The U.S Ambassador to Uganda Deborah Malac has aid that the forthcoming Global Health Security Agenda (GHSA) meeting to be held in Munyonyo will reinforce global efforts to combat infectious diseases. Malac noted that diseases know no borders which necessitates that all countries strengthen their capacities to prevent the spread.
On Wednesday, Uganda will host a two day Global Health Security Agenda ministerial meeting at the Commonwealth Speke Resort in Munyonyo.
The meeting will focus on “Health Security for all: Engaging Communities, Non-Governmental Organizations and the Private Sector”.
GHSA was launched in February 2014 in the U.S as an effort by nations, international organizations, and civil society to secure the globe from infectious disease threats.
Its core aim is to promote global health security as an international priority and facilitating implementation of the World Health Organization (WHO) and other relevant global health security frameworks.
Ambassador Malac who was addressing a news conference at Uganda Media Centre on Tuesday described the high level forum as “an opportunity for countries around the world to strengthen our joint commitment to working toward a world that is safe and secure from infectious disease threats”.
“A disease threat anywhere is a disease threat everywhere. In recent years, H1N1 influenza, Ebola, and Zika have all proved that outbreaks can start anywhere, spread rapidly across the globe, and have devastating results,” she said, underscoring the importance of countries working together.
She cited the disastrous effects that the Ebola epidemic had not just within Liberia where it emanated but the entire continent and world.
Malac said the threat posed by disease outbreak is not here to stay and that no single country alone can stop diseases like these.
“Preventing infectious diseases from spreading requires a dedicated global effort,” she said.
Her statement comes a week after the Ministry of Health declared an outbreak of the Marburg virus in the Eastern Uganda districts of Kween and Kapchorwa. The outbreak which is being contained has so far killed one person.
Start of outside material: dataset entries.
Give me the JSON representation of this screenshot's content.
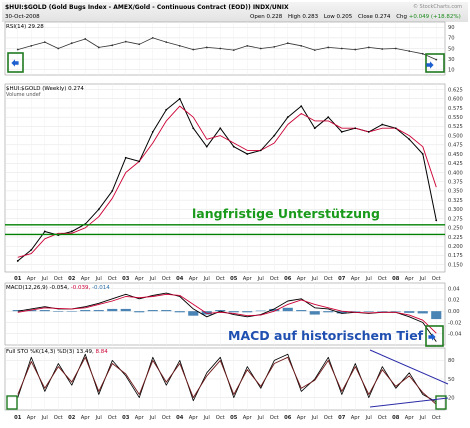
{
  "header": {
    "symbol_line": "$HUI:$GOLD (Gold Bugs Index - AMEX/Gold - Continuous Contract (EOD)) INDX/UNIX",
    "date": "30-Oct-2008",
    "open_label": "Open",
    "open_value": "0.228",
    "high_label": "High",
    "high_value": "0.283",
    "low_label": "Low",
    "low_value": "0.205",
    "close_label": "Close",
    "close_value": "0.274",
    "chg_label": "Chg",
    "chg_value": "+0.049 (+18.82%)",
    "watermark": "© StockCharts.com"
  },
  "colors": {
    "price": "#000000",
    "ma": "#cc0033",
    "support": "#008000",
    "annotation": "#1a9a1a",
    "macd_annotation": "#1f4fb0",
    "hist": "#2a6ea8",
    "sto": "#6e1818",
    "box": "#1f7a1f",
    "arrow": "#1e5fd0",
    "trend": "#2a2aa8"
  },
  "chart_data": [
    {
      "type": "line",
      "panel": "rsi",
      "legend": "RSI(14) 29.28",
      "ylim": [
        0,
        100
      ],
      "tick_labels": [
        "90",
        "70",
        "50",
        "30",
        "10"
      ],
      "ticks": [
        90,
        70,
        50,
        30,
        10
      ],
      "x": [
        "2001-01",
        "2001-04",
        "2001-07",
        "2001-10",
        "2002-01",
        "2002-04",
        "2002-07",
        "2002-10",
        "2003-01",
        "2003-04",
        "2003-07",
        "2003-10",
        "2004-01",
        "2004-04",
        "2004-07",
        "2004-10",
        "2005-01",
        "2005-04",
        "2005-07",
        "2005-10",
        "2006-01",
        "2006-04",
        "2006-07",
        "2006-10",
        "2007-01",
        "2007-04",
        "2007-07",
        "2007-10",
        "2008-01",
        "2008-04",
        "2008-07",
        "2008-10"
      ],
      "series": [
        {
          "values": [
            48,
            55,
            62,
            50,
            60,
            68,
            52,
            56,
            63,
            58,
            70,
            62,
            55,
            48,
            52,
            50,
            47,
            55,
            50,
            53,
            60,
            55,
            47,
            52,
            50,
            48,
            52,
            49,
            50,
            45,
            40,
            29
          ]
        }
      ]
    },
    {
      "type": "line",
      "panel": "price",
      "legend_line1": "$HUI:$GOLD (Weekly) 0.274",
      "legend_line2": "Volume undef",
      "ylim": [
        0.13,
        0.64
      ],
      "tick_labels": [
        "0.625",
        "0.600",
        "0.575",
        "0.550",
        "0.525",
        "0.500",
        "0.475",
        "0.450",
        "0.425",
        "0.400",
        "0.375",
        "0.350",
        "0.325",
        "0.300",
        "0.275",
        "0.250",
        "0.225",
        "0.200",
        "0.175",
        "0.150"
      ],
      "ticks": [
        0.625,
        0.6,
        0.575,
        0.55,
        0.525,
        0.5,
        0.475,
        0.45,
        0.425,
        0.4,
        0.375,
        0.35,
        0.325,
        0.3,
        0.275,
        0.25,
        0.225,
        0.2,
        0.175,
        0.15
      ],
      "x": [
        "2001-01",
        "2001-04",
        "2001-07",
        "2001-10",
        "2002-01",
        "2002-04",
        "2002-07",
        "2002-10",
        "2003-01",
        "2003-04",
        "2003-07",
        "2003-10",
        "2004-01",
        "2004-04",
        "2004-07",
        "2004-10",
        "2005-01",
        "2005-04",
        "2005-07",
        "2005-10",
        "2006-01",
        "2006-04",
        "2006-07",
        "2006-10",
        "2007-01",
        "2007-04",
        "2007-07",
        "2007-10",
        "2008-01",
        "2008-04",
        "2008-07",
        "2008-10"
      ],
      "series": [
        {
          "values": [
            0.16,
            0.19,
            0.24,
            0.23,
            0.24,
            0.26,
            0.3,
            0.35,
            0.44,
            0.43,
            0.51,
            0.57,
            0.6,
            0.52,
            0.47,
            0.52,
            0.47,
            0.45,
            0.46,
            0.5,
            0.55,
            0.58,
            0.52,
            0.55,
            0.51,
            0.52,
            0.51,
            0.53,
            0.52,
            0.49,
            0.45,
            0.27
          ]
        },
        {
          "values": [
            0.17,
            0.18,
            0.22,
            0.235,
            0.235,
            0.25,
            0.28,
            0.33,
            0.4,
            0.43,
            0.48,
            0.54,
            0.58,
            0.55,
            0.49,
            0.5,
            0.48,
            0.46,
            0.46,
            0.48,
            0.53,
            0.56,
            0.54,
            0.54,
            0.52,
            0.52,
            0.51,
            0.52,
            0.52,
            0.5,
            0.47,
            0.36
          ]
        }
      ],
      "support_level": 0.245,
      "support_levels": [
        0.258,
        0.232
      ],
      "annotation": "langfristige Unterstützung"
    },
    {
      "type": "line",
      "panel": "macd",
      "legend_prefix": "MACD(12,26,9) ",
      "legend_v1": "-0.054,",
      "legend_v2": " -0.039,",
      "legend_v3": " -0.014",
      "ylim": [
        -0.06,
        0.05
      ],
      "tick_labels": [
        "0.04",
        "0.02",
        "0.00",
        "-0.02",
        "-0.04"
      ],
      "ticks": [
        0.04,
        0.02,
        0.0,
        -0.02,
        -0.04
      ],
      "x": [
        "2001-01",
        "2001-04",
        "2001-07",
        "2001-10",
        "2002-01",
        "2002-04",
        "2002-07",
        "2002-10",
        "2003-01",
        "2003-04",
        "2003-07",
        "2003-10",
        "2004-01",
        "2004-04",
        "2004-07",
        "2004-10",
        "2005-01",
        "2005-04",
        "2005-07",
        "2005-10",
        "2006-01",
        "2006-04",
        "2006-07",
        "2006-10",
        "2007-01",
        "2007-04",
        "2007-07",
        "2007-10",
        "2008-01",
        "2008-04",
        "2008-07",
        "2008-10"
      ],
      "series": [
        {
          "values": [
            0.0,
            0.004,
            0.008,
            0.004,
            0.004,
            0.008,
            0.014,
            0.022,
            0.03,
            0.022,
            0.028,
            0.032,
            0.026,
            0.004,
            -0.01,
            0.0,
            -0.006,
            -0.01,
            -0.006,
            0.004,
            0.018,
            0.022,
            0.006,
            0.004,
            -0.004,
            -0.002,
            -0.004,
            -0.002,
            -0.002,
            -0.01,
            -0.02,
            -0.054
          ]
        },
        {
          "values": [
            -0.002,
            0.002,
            0.006,
            0.005,
            0.004,
            0.006,
            0.012,
            0.018,
            0.026,
            0.024,
            0.026,
            0.03,
            0.028,
            0.012,
            -0.004,
            -0.002,
            -0.004,
            -0.008,
            -0.007,
            0.0,
            0.012,
            0.02,
            0.012,
            0.006,
            0.0,
            -0.002,
            -0.003,
            -0.002,
            -0.002,
            -0.007,
            -0.016,
            -0.039
          ]
        },
        {
          "values": [
            0.002,
            0.002,
            0.002,
            -0.001,
            0.0,
            0.002,
            0.002,
            0.004,
            0.004,
            -0.002,
            0.002,
            0.002,
            -0.002,
            -0.008,
            -0.006,
            0.002,
            -0.002,
            -0.002,
            0.001,
            0.004,
            0.006,
            0.002,
            -0.006,
            -0.002,
            -0.004,
            0.0,
            -0.001,
            0.0,
            0.0,
            -0.003,
            -0.004,
            -0.014
          ]
        }
      ],
      "annotation": "MACD auf historischem Tief"
    },
    {
      "type": "line",
      "panel": "sto",
      "legend_prefix": "Full STO %K(14,3) %D(3) ",
      "legend_v1": "13.49,",
      "legend_v2": " 8.84",
      "ylim": [
        0,
        100
      ],
      "tick_labels": [
        "80",
        "50",
        "20"
      ],
      "ticks": [
        80,
        50,
        20
      ],
      "x": [
        "2001-01",
        "2001-04",
        "2001-07",
        "2001-10",
        "2002-01",
        "2002-04",
        "2002-07",
        "2002-10",
        "2003-01",
        "2003-04",
        "2003-07",
        "2003-10",
        "2004-01",
        "2004-04",
        "2004-07",
        "2004-10",
        "2005-01",
        "2005-04",
        "2005-07",
        "2005-10",
        "2006-01",
        "2006-04",
        "2006-07",
        "2006-10",
        "2007-01",
        "2007-04",
        "2007-07",
        "2007-10",
        "2008-01",
        "2008-04",
        "2008-07",
        "2008-10"
      ],
      "series": [
        {
          "values": [
            20,
            85,
            30,
            75,
            40,
            90,
            25,
            80,
            55,
            20,
            85,
            40,
            80,
            15,
            60,
            85,
            20,
            70,
            35,
            80,
            90,
            30,
            50,
            85,
            25,
            75,
            20,
            70,
            35,
            60,
            25,
            13
          ]
        },
        {
          "values": [
            25,
            78,
            35,
            70,
            45,
            85,
            30,
            75,
            58,
            25,
            80,
            45,
            75,
            20,
            55,
            80,
            25,
            65,
            38,
            75,
            85,
            35,
            48,
            80,
            30,
            70,
            25,
            65,
            38,
            55,
            28,
            9
          ]
        }
      ]
    }
  ],
  "x_axis": {
    "labels": [
      "01",
      "Apr",
      "Jul",
      "Oct",
      "02",
      "Apr",
      "Jul",
      "Oct",
      "03",
      "Apr",
      "Jul",
      "Oct",
      "04",
      "Apr",
      "Jul",
      "Oct",
      "05",
      "Apr",
      "Jul",
      "Oct",
      "06",
      "Apr",
      "Jul",
      "Oct",
      "07",
      "Apr",
      "Jul",
      "Oct",
      "08",
      "Apr",
      "Jul",
      "Oct"
    ]
  }
}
Ensuring that all countries can prevent, detect, respond to, and control disease outbreaks at the local level is critical, the Ambassador said. She however noted that priority should be given to prevention which she said “is far less expensive than emergency response later”.
“We need to ensure that governments around the world make health security financing a national priority. Under GHSA, the United States assists 31 countries and has committed USD 1 billion for 17 at-risk countries, including Uganda, to strengthen global health security,” Malac said.
Minister of Health, Dr. Ruth Aceng said that in 2013, Uganda was identified together with Vietnam as a Global Health Security (GHS) demonstration country.
CDC has contributed over $1 billion to the health of Ugandans and has provided technical assistance in many areas. Other U.S. government agencies – including USAID and the Departments of Defense, Treasury, and Agriculture – have also been playing a key role supporting national efforts to detect and respond to disease threats.
Minister Aceng said that since Uganda became a member of GHSA, it has registered successes among them; establishment of an antimicrobial resistance committee on antibiotics, drafting policies for biosecurity and biosafety, and scaling up immunization coverage for all antigens.
Uganda has also constructed the National Health Laboratory Services complex in Butabika, supported by CDC.
A similar collaboration with CDC has trained field epidemiologists at the School of Public Health at Mulago.